Malaysia (Security threat level – 3): On 1 June 2021, the U.K. Foreign, Commonwealth and Development Office (FCDO) issued updated travel advice regarding the implementation of the Full Movement Control Order (FMCO) Phase One in Malaysia from 1-14 June in order to slow the spread of COVID-19. The advice reads in part as follows: “A Movement Control Order, imposing restrictions on movement, is in place across Malaysia. Check local government websites, social media channels, and media reporting for up to date information.

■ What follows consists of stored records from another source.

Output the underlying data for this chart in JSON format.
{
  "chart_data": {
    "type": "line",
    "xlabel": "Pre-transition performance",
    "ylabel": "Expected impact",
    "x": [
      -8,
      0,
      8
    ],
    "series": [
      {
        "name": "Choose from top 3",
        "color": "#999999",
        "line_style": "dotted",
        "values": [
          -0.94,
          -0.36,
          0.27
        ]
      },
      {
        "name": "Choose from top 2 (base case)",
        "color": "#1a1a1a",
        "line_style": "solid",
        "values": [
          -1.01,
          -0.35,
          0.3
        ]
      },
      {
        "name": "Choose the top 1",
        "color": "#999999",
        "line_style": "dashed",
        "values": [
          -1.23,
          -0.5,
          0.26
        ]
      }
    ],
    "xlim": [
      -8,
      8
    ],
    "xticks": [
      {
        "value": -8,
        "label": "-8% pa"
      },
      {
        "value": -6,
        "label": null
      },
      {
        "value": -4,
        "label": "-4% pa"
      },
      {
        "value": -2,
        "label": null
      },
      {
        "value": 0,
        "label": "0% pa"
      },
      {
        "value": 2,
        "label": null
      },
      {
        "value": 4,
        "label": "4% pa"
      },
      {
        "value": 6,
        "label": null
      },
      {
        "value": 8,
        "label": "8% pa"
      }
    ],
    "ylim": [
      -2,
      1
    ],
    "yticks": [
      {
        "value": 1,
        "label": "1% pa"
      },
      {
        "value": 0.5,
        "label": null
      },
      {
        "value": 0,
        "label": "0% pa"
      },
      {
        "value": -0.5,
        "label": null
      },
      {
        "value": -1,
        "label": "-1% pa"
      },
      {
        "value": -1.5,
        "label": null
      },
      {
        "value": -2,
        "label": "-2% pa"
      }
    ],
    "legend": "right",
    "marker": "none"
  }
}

“Inter-state and inter-district travel is not permitted, and you should not travel more than 10km from your place of residence, with the exceptions of emergencies, work in specific industries, and vaccination appointments. All social gatherings, sports, and recreational activities are prohibited, except individual activities such as jogging and cycling. Roadblocks are operating at state boundaries, and may be put in place in other locations. For further clarification, you may refer to the Royal Malaysia Police directory and contact the police department near you.
“Internal flights from Kuala Lumpur International Airport (KLIA) and Sultan Abdul Aziz Shah Airport (also known as Subang Airport) are operating as usual, but services could be reduced without notice.
“You can get to and from the airport by taxi (only one passenger allowed per taxi), or using the KLIA express train to Sentral station. A bus service does operate from Sentral, but infrequently. You will need police permission to travel to the airport.”